Eu seguia por uma trilha de paralelepípedos que atravessava toda a extensão do parque com algumas ramificações para pequenas praças e subáreas. Na região central alguns bancos circulavam uma fonte com um monumento de mármore no meio no formato de uma balança com dois pratos em perfeito equilíbrio. Ironia da vida, acho que eles queriam homenagear a justiça dos Deuses, o Labirinto ou a própria Justiça mundana... Ou era uma referencia ousada a uma tentativa de sermos sua imagem e semelhança. Existissem os Deuses ou não, eu adorava aquela fonte e a perfeição da sua ideologia. Eu adorava ver os passarinhos pousarem sobre os pratos com água, especialmente quando eles o faziam em quantidades diferentes em cada lado. E, se tudo existia num estado de tanta perfeição quanto aquela fonte representava, eu me perguntava se o Senhor do Caos agia tão discretamente quanto a Justiça em cada detalhe das nossas vidas mantendo a sincronia do mundo em ordem, assim como uma borboleta que voava sobre a fonte, ou se a ordem regida pelos Treze não passava de uma ilusão que gostávamos de acreditar.

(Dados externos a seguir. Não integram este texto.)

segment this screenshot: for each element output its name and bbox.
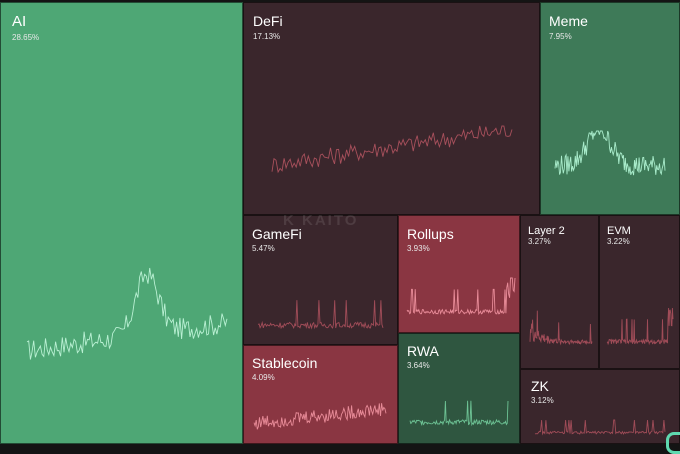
sector-name: Meme [549, 13, 588, 29]
sparkline [26, 267, 228, 360]
sparkline [409, 400, 509, 427]
sparkline-path [257, 300, 384, 330]
sector-share: 3.64% [407, 361, 430, 370]
tile-ai[interactable]: AI 28.65% [0, 2, 243, 444]
sparkline [253, 403, 387, 430]
sector-name: EVM [607, 225, 631, 237]
tile-defi[interactable]: DeFi 17.13% [243, 2, 540, 215]
sector-share: 3.22% [607, 237, 630, 246]
sector-name: Stablecoin [252, 355, 318, 371]
sector-share: 17.13% [253, 32, 281, 41]
sector-name: GameFi [252, 226, 302, 242]
sparkline [271, 125, 513, 174]
corner-logo-icon [666, 432, 680, 454]
sparkline-path [271, 125, 513, 174]
tile-zk[interactable]: ZK 3.12% [520, 369, 680, 444]
tile-layer2[interactable]: Layer 2 3.27% [520, 215, 599, 369]
tile-evm[interactable]: EVM 3.22% [599, 215, 680, 369]
tile-rollups[interactable]: Rollups 3.93% [398, 215, 520, 333]
sparkline [554, 130, 666, 176]
sparkline [534, 419, 666, 436]
sparkline [406, 277, 516, 316]
sector-share: 4.09% [252, 373, 275, 382]
sector-share: 7.95% [549, 32, 572, 41]
sparkline [257, 300, 384, 330]
sparkline-path [406, 277, 516, 316]
sector-name: Layer 2 [528, 225, 565, 237]
sector-name: Rollups [407, 226, 454, 242]
sparkline-path [529, 310, 593, 346]
tile-gamefi[interactable]: GameFi 5.47% [243, 215, 398, 345]
sector-share: 3.12% [531, 396, 554, 405]
sector-share: 3.27% [528, 237, 551, 246]
sector-name: RWA [407, 343, 439, 359]
sparkline [529, 310, 593, 346]
sector-name: DeFi [253, 13, 283, 29]
sparkline-path [26, 267, 228, 360]
sparkline-path [409, 400, 509, 427]
sparkline-path [253, 403, 387, 430]
tile-rwa[interactable]: RWA 3.64% [398, 333, 520, 444]
sector-name: AI [12, 13, 27, 30]
sector-share: 28.65% [12, 33, 40, 42]
tile-meme[interactable]: Meme 7.95% [540, 2, 680, 215]
sparkline-path [554, 130, 666, 176]
sector-share: 3.93% [407, 244, 430, 253]
sparkline [606, 307, 674, 346]
sparkline-path [534, 419, 666, 436]
sector-name: ZK [531, 378, 549, 394]
tile-stablecoin[interactable]: Stablecoin 4.09% [243, 345, 398, 444]
kaito-watermark: K KAITO [283, 212, 359, 229]
sparkline-path [606, 307, 674, 346]
sector-share: 5.47% [252, 244, 275, 253]
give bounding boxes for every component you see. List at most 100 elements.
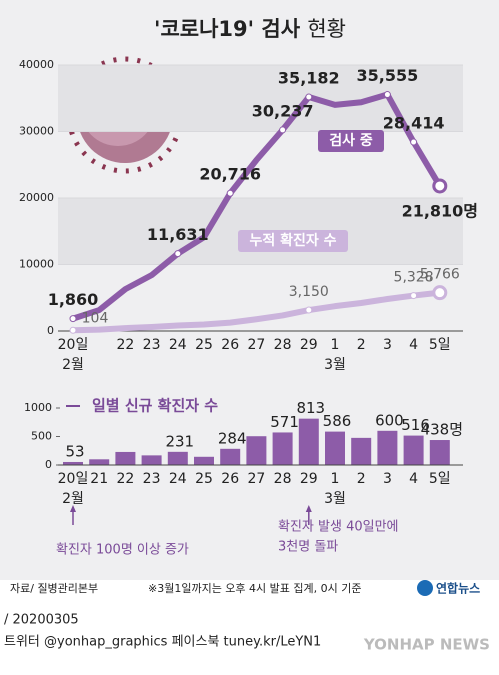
data-label: 284 bbox=[218, 429, 247, 447]
point bbox=[432, 285, 448, 301]
y-tick-label: 30000 bbox=[19, 125, 54, 138]
legend-box bbox=[318, 130, 384, 152]
bar bbox=[246, 436, 267, 465]
data-label: 571 bbox=[270, 413, 299, 431]
y-tick-label: 500 bbox=[31, 430, 52, 443]
note: ※3월1일까지는 오후 4시 발표 집계, 0시 기준 bbox=[148, 581, 362, 595]
data-label: 11,631 bbox=[147, 225, 209, 244]
legend-label: 검사 중 bbox=[329, 132, 373, 149]
bar bbox=[429, 440, 450, 465]
data-label: 21,810명 bbox=[402, 201, 478, 220]
bar bbox=[89, 459, 110, 465]
point bbox=[69, 315, 77, 323]
month-label: 3월 bbox=[324, 491, 346, 507]
month-label: 3월 bbox=[324, 357, 346, 373]
data-label: 28,414 bbox=[383, 114, 445, 133]
source: 자료/ 질병관리본부 bbox=[10, 582, 98, 595]
y-tick-label: 1000 bbox=[24, 401, 52, 414]
x-tick-label: 24 bbox=[169, 471, 187, 487]
watermark: YONHAP NEWS bbox=[363, 636, 490, 654]
x-tick-label: 2 bbox=[357, 471, 366, 487]
bar bbox=[403, 435, 424, 465]
point bbox=[69, 326, 77, 334]
x-tick-label: 25 bbox=[195, 471, 213, 487]
bar bbox=[325, 431, 345, 465]
title-light: 현황 bbox=[307, 17, 346, 41]
y-tick-label: 0 bbox=[47, 324, 54, 337]
title: '코로나19' 검사 현황 bbox=[154, 17, 346, 41]
grid-band bbox=[58, 65, 463, 132]
annotation: 확진자 발생 40일만에 bbox=[278, 520, 399, 535]
legend-label: 누적 확진자 수 bbox=[249, 232, 336, 249]
point bbox=[305, 306, 313, 314]
data-label: 30,237 bbox=[252, 101, 314, 120]
x-tick-label: 5일 bbox=[429, 337, 451, 353]
bar bbox=[351, 437, 372, 465]
point bbox=[279, 126, 287, 134]
x-tick-label: 24 bbox=[169, 337, 187, 353]
date: / 20200305 bbox=[4, 613, 79, 628]
x-tick-label: 4 bbox=[409, 471, 418, 487]
data-label: 1,860 bbox=[48, 290, 99, 309]
point bbox=[432, 178, 448, 194]
x-tick-label: 4 bbox=[409, 337, 418, 353]
month-label: 2월 bbox=[62, 357, 84, 373]
point bbox=[383, 91, 391, 99]
x-tick-label: 5일 bbox=[429, 471, 451, 487]
point bbox=[226, 189, 234, 197]
bar bbox=[141, 455, 162, 465]
bar bbox=[272, 432, 293, 465]
x-tick-label: 27 bbox=[247, 471, 265, 487]
social: 트위터 @yonhap_graphics 페이스북 tuney.kr/LeYN1 bbox=[4, 635, 321, 650]
data-label: 35,182 bbox=[278, 69, 340, 88]
data-label: 35,555 bbox=[357, 66, 419, 85]
bar bbox=[63, 461, 83, 465]
x-tick-label: 20일 bbox=[58, 471, 89, 487]
x-tick-label: 22 bbox=[116, 471, 134, 487]
x-tick-label: 26 bbox=[221, 337, 239, 353]
x-tick-label: 27 bbox=[247, 337, 265, 353]
x-tick-label: 28 bbox=[274, 337, 292, 353]
series-line bbox=[72, 91, 443, 322]
x-tick-label: 26 bbox=[221, 471, 239, 487]
y-tick-label: 0 bbox=[45, 458, 52, 471]
data-label: 438명 bbox=[421, 421, 463, 439]
bar bbox=[167, 451, 188, 465]
data-label: 53 bbox=[65, 442, 84, 460]
x-tick-label: 2 bbox=[357, 337, 366, 353]
logo-icon bbox=[417, 580, 433, 596]
x-tick-label: 22 bbox=[116, 337, 134, 353]
data-label: 231 bbox=[165, 432, 194, 450]
month-label: 2월 bbox=[62, 491, 84, 507]
data-label: 813 bbox=[296, 399, 325, 417]
point bbox=[410, 292, 418, 300]
data-label: 600 bbox=[375, 411, 404, 429]
y-tick-label: 40000 bbox=[19, 58, 54, 71]
x-tick-label: 29 bbox=[300, 337, 318, 353]
data-label: 5,766 bbox=[420, 267, 460, 283]
point bbox=[174, 250, 182, 258]
x-tick-label: 20일 bbox=[58, 337, 89, 353]
x-tick-label: 3 bbox=[383, 471, 392, 487]
annotation-arrowhead bbox=[305, 505, 312, 512]
data-label: 104 bbox=[82, 310, 109, 326]
y-tick-label: 10000 bbox=[19, 258, 54, 271]
bar bbox=[115, 451, 136, 465]
footer-bg bbox=[0, 580, 499, 675]
x-tick-label: 21 bbox=[90, 471, 108, 487]
bar bbox=[377, 430, 398, 465]
x-tick-label: 1 bbox=[331, 471, 340, 487]
x-tick-label: 29 bbox=[300, 471, 318, 487]
point bbox=[305, 93, 313, 101]
y-tick-label: 20000 bbox=[19, 191, 54, 204]
annotation: 3천명 돌파 bbox=[278, 540, 338, 555]
bar bbox=[298, 418, 319, 465]
series-line bbox=[72, 289, 441, 334]
logo: 연합뉴스 bbox=[436, 581, 480, 596]
data-label: 3,150 bbox=[289, 284, 329, 300]
x-tick-label: 25 bbox=[195, 337, 213, 353]
legend-box bbox=[238, 230, 348, 252]
data-label: 5,328 bbox=[394, 270, 434, 286]
title-main: '코로나19' 검사 bbox=[154, 17, 301, 41]
x-tick-label: 23 bbox=[143, 471, 161, 487]
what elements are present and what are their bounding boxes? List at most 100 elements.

A imagem da fonte me deteve mais do que deveria, a visão dos pratos por onde eu vinha dividia todo o resto do parque - assim como parte da cidade - dali para a frente em duas metades como se a balança medisse ela própria o nosso mérito. Era uma imagem maravilhosa, como se por alguns segundos nos quais você passasse por ali fosse possível ver os Deuses julgando toda Cristalyn e eu os escutasse questionando cada um na cidade com um breve sussurro "Você merece?". Naquele momento eu tinha certeza absoluta da existência Deles por mais humano que fosse aquele objeto, tamanha era sua perfeição. Então um garotinho passou correndo ao meu lado e percebi que ainda estava parada diante da grande balança. Eu esfreguei o rosto, conferi a hora e apertei o passo para cobrir a distancia que faltava até os portões para a rua do outro lado do parque.